Com um gesto rápido, ele tira o capuz de minha cabeça e aperta os olhos ao ver meus fones de ouvido.

- O que você está ouvindo?

Levo a mão ao bolsinho para iPod que costurei no capuz de todos os moletons (para esconder dos professores os tão conhecidos fiozinhos brancos) e entrego a ele o aparelho.

- Puxa... - ele diz com os olhos arregalados. - Quer dizer, que barulheira é essa? Quem é que está cantando isso?

Dallon se curva para que nós dois possamos ouvir Sid Vicious berrando sobre a anarquia no Reino Unido. Na verdade, nem sei se ele é favor ou contra. Sei apenas que berra o suficiente para dar uma acalmada em meus supersentidos.

- Sex Pistols - respondo, desligando o iPod e guardando-o de volta no esconderijo.

-Nem sei como você pôde me ouvir. - Dallon sorri ao mesmo tempo que o sinal toca.

Simplesmente dou de ombros. Não preciso escutar para ouvir. Claro, não é isso que digo a ele. Falo apenas que a gente vai se ver de novo na hora do almoço e vou para minha aula, atravessando o campus da escola e encolhendo-me ao intuir os dois garotos que se aproximam pelas costas de Dallon e pisam na bainha da calça dele - por pouco não o fazem cair. Mas quando ele se vira para trás, faz o sinal do Mal (certo, não é o sinal do Mal, mas algo que ele mesmo inventou) e os encara com aqueles olhos amarelos, eles imediatamente se afastam e o deixam em paz. Quanto a mim, suspiro aliviado e entro na sala de aula sabendo que não vai demorar muito até que eu deixe de sentir a energia persistente do toque de Dallon.

A caminho de meu lugar, no fundo da sala, desvio-me da bolsa que Stacia Miller deixou de propósito em meu caminho e ignoro a serenata que ela diariamente sussurra ao me ver - "Per-de-dor!". Em seguida, acomodo-me cadeira, tiro livro, caderno e caneta da mochila, coloco os fones de ouvido, visto o capuz, jogo a mochila na carteira vazia ao meu lado e espero pela chegada do sr. Robins.

O sr. Robins está sempre atrasado. Sobretudo porque gosta de tomar uns goles de seu cantil de prata entre uma aula e outra. Mas bebe apenas porque a mulher grita com ele o tempo todo, a filha o considera um fracassado e ele, quase sempre, detesta a própria vida. Descobri tudo isso em meu primeiro dia nesta escola, quando acidentalmente toquei na mão dele ao entregar o formulário de transferência. Agora, portanto, sempre que tenho de lhe entregar algo, deixo na beirada da mesa.
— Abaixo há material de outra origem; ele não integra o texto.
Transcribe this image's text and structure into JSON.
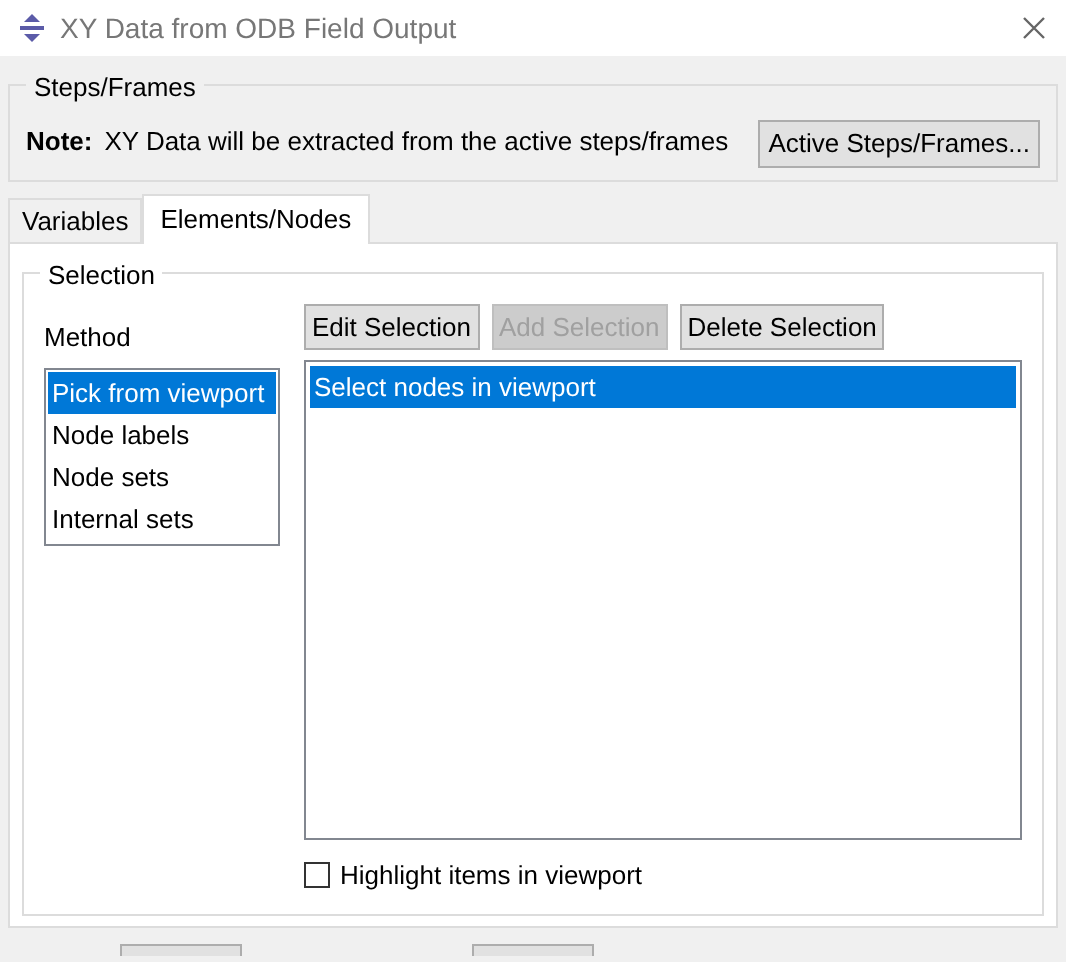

Fecho os olhos e espero, enquanto meus dedos deslizam pelo moletom, a ficar de trocar o barulhento Sid Vicious por algo mais leve, mais tranquilo. A gritaria de Sid não é mais necessária agora que estou na sala de aula. Acho que a relação entre professor e alunos ajuda a conter, pelo o menos até certo ponto, minha energia mediúnica.

Nem sempre fui essa bizarrice que sou hoje. Já fui um adolescente normal, do tipo que ia às festinhas da escola, se apaixonava em atrizes da televisão e praticava tanto esportes que tinha até um corpo atlético. Eu tinha mãe, pai, uma irmã caçula chamada Madison e uma cadela labrador amarela, fofíssima, de nome Buttercup. Morava numa casa agradável, num bairro bacana de Eugene, no Oregon. Era popular, feliz e mal podia esperar para chegar ao segundo ano, pois tinha acabado de me tornar chefe do time de basquete da escola. Minha vida era completa, e o céu era o limite. Essa história de céu pode ser um tanto gasta, mas, no meu saco, ironicamente, é também a mais pura verdade. 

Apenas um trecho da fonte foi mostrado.